Hoje está um belo dia para reencarnar. Acordei cedo, pela fresquinha, e bebi o meu habitual chã de dieta à base de acácias brancas, recomendado pela Fafá de Belém. Eu não queria começar logo a reencarnar, é certo. Ainda queria lavar os dentes, dar uma vista de olhos pelo jornal e dançar nu em frente ao espelho. São coisas que, por norma, também faço mal o dia começa. Mas foi-me impossível, senti uns suores frios e uns arrepios na espinha e pronto, naquele exacto momento, senhores, senhoras, meninos, meninas e bichinhos, estava a reencarnar. A fase de transição do “eu” para as personagens que reencarnamos é uma espécie de trombose misturada com “Hey! Nem acredito que o Sporting foi campeão.” Nem toda a gente aguenta.

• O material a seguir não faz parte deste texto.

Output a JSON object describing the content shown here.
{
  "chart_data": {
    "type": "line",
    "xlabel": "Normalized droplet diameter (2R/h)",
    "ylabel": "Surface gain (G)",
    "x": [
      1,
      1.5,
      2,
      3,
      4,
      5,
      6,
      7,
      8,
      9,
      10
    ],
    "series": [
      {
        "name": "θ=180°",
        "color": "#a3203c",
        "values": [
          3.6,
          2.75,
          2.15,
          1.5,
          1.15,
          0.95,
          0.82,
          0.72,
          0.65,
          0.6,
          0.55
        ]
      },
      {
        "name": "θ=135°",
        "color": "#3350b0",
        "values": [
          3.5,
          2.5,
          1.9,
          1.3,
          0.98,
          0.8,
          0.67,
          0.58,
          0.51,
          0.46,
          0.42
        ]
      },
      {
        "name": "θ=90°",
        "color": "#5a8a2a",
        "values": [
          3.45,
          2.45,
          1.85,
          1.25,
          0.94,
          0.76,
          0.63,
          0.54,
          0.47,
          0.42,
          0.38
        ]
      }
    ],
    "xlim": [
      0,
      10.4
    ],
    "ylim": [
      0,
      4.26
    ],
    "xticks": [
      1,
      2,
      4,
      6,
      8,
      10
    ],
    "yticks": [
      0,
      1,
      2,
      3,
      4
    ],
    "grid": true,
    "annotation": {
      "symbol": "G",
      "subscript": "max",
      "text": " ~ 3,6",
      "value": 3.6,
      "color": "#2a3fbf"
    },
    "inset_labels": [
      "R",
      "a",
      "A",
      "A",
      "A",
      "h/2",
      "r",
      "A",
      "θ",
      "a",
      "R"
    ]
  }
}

A primeira reencarnação do dia não poderia ter sido mais perfeita. Eu era um informático quarentão, virgem, que nunca beijara um mulher, que organizava as cuecas por dias de semana. Como se isto ainda não bastasse, era vegetariano e tinha um pomar nas traseiras da casa que partilhava com a minha mãe e seis gatos. Perfeito! Como se isso não bastasse, tinha uma paixoneta por dona Irene, uma octogenária proprietária de uma mercearia. Perfeito! Como se isto não bastasse, era dador de esperma desde os vinte e cinco. Ajudara um casal de lésbicas a ter filhos e ficamos amigos. Perfeito! Mas como o que é bom acaba depressa…

Na segunda vez, reencarnei num padre belga. Sentia que os idosos gostavam bastante da minha homilia, mas havia duas coisas que não me sentia nada bem a fazer: funerais e sexo com crianças. Enfim, um grande problema na Bélgica.

Antes de almoço ainda tive tempo para reencarnar no rabo de Pippa Middleton. E vocês “Ena man, que sorte!” Primeiro “Ena man”? Aprenderam a falar português no Aleixo? Segundo, que sorte? Só homens a olhar para mim e a babarem-se. E nem me podia auto-apalpar, porque, como é do domínio público, os rabos não têm braços. Só se for o vosso, o que respeito profundamente.

À noite não reencarnei, mas comi carne ao almoço e carne ao jantar… Será que conta como reencarnação. Antes de acabar, apenas um apontamento engraçado. Fui jantar, neste dia em que tudo aconteceu, a casa de uma amiga e digo-lhe eu “Olha, faz grão-de-bico.” E diz-me ela “Se lhe quiseres tirar o grão, eu faço-te o jeito.”